未来共生履修生企画セミナー「地元からジモトへ――日常的実践を他者化する方法論」のご報告


2017年12月16日(土) に未来共生履修生企画セミナー「地元からジモトへ――日常的実践を他者化する方法論」が開催されました。一期生の尾﨑俊也さん(人間科学研究科博士後期課程3年)が中心となって企画がなされ、フィールド調査の現場における葛藤や難しさ、社会問題や差別を扱う研究の方法や立場性について議論しました。以下、尾﨑さんからです。

方法論をめぐる研究会を終えて

[写真 1]セミナー開催中の様子

未来共生履修生企画セミナー「地元からジモトへ――日常的実践を他者化する方法論」を昨年12月に開催しました。このセミナーでは、講師に川端浩平先生(福島大学准教授)をお招きし、社会科学的研究の調査方法や研究の立場性などについて議論を深めました。まず、川端先生に、ご報告いただきました。研究者としての来歴、ジモト・岡山の在日コミュニティに関する研究の方法論と視座について解説いただきました。その後の参加者とのディスカッションでは、個別の質問に留まらず、それぞれが目下取り組んでいる研究の苦悩や戸惑いを含め、より深い議論が行われました。

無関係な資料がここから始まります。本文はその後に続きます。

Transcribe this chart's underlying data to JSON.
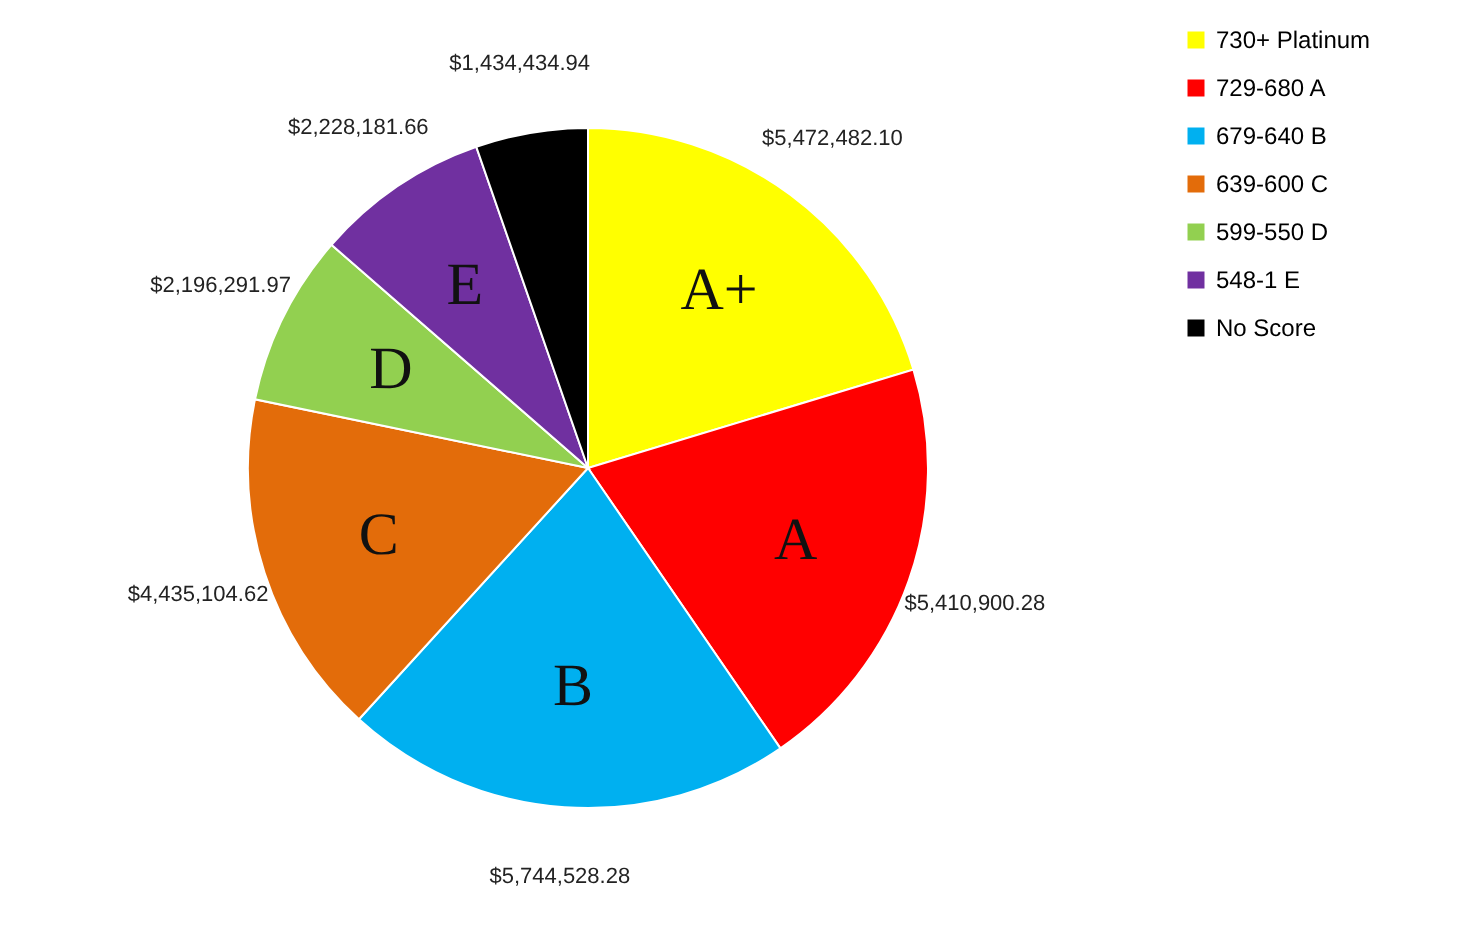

参加者の多くが、フィールドワークや聞き取り調査を行っていることもあり、研究を実践し生み出していく過程で、感じている事柄が大きなテーマになりました。川端先生の研究には、身の回りにあるような見慣れた風景を見慣れないものにしていく視点があります。しかし、身近な人間関係を含むジモトでの調査には、さまざまな障壁が伴います。ディスカッションは、このような研究を行っていく上で直面する難しさに関してはもちろんのこと、このほか、量的研究に質的研究の発想はどのように取り入れられるのか、実際に地元が調査対象になること、差別的な集団と研究者はどのように向き合うのか、など議論はさまざまな観点に及びました。

川端先生のお話の中で、調査における「迫力」や、研究の「強度」というのがひとつのテーマとして出ました。川端先生自身、調査の過程で、迫力のある情報に出会っても、研究の枠組みから逸れるので、論文に記述しなかった事柄も少なくないということでした。ただ一方で研究の成果を生み出すという意味では無意味な見聞も、研究の強度を高め、ある情報の背後で説得性をもたらすものとして捉えることができると学びました。

[写真 2]閉会後、参加者の集合写真

成果ということだけではなく、つぶさに現実を表すものを見つめていかなければならないと実感しました。差別や排除を扱う未来共生プログラムにおいて、方法論的な問いは極めて重要なものです。履修生それぞれの問いとしても、深めていかなければならないものだと思います。私は未来共生プログラム一期生として、フィールドに出る経験をたくさんしてきました。その経験から、社会問題を扱うときに、研究者の立場性、倫理、方法論などについて丹念に考える必要があると感じてきました。質的研究の方法は、結局人間と人間の相互作用のなかで生まれるものなので、流動的で正解はないと考えられます。状況や人との関係で、聞き出されることや見るものも大きく変わってきます。したがって、繰り返しそのことと向き合うことで、多様な視点が生まれてくる必要があるのだと思います。最後に、今回のセミナーで、講師を快く引き受けていただいた川端先生、また協力いただいた方に感謝申し上げます。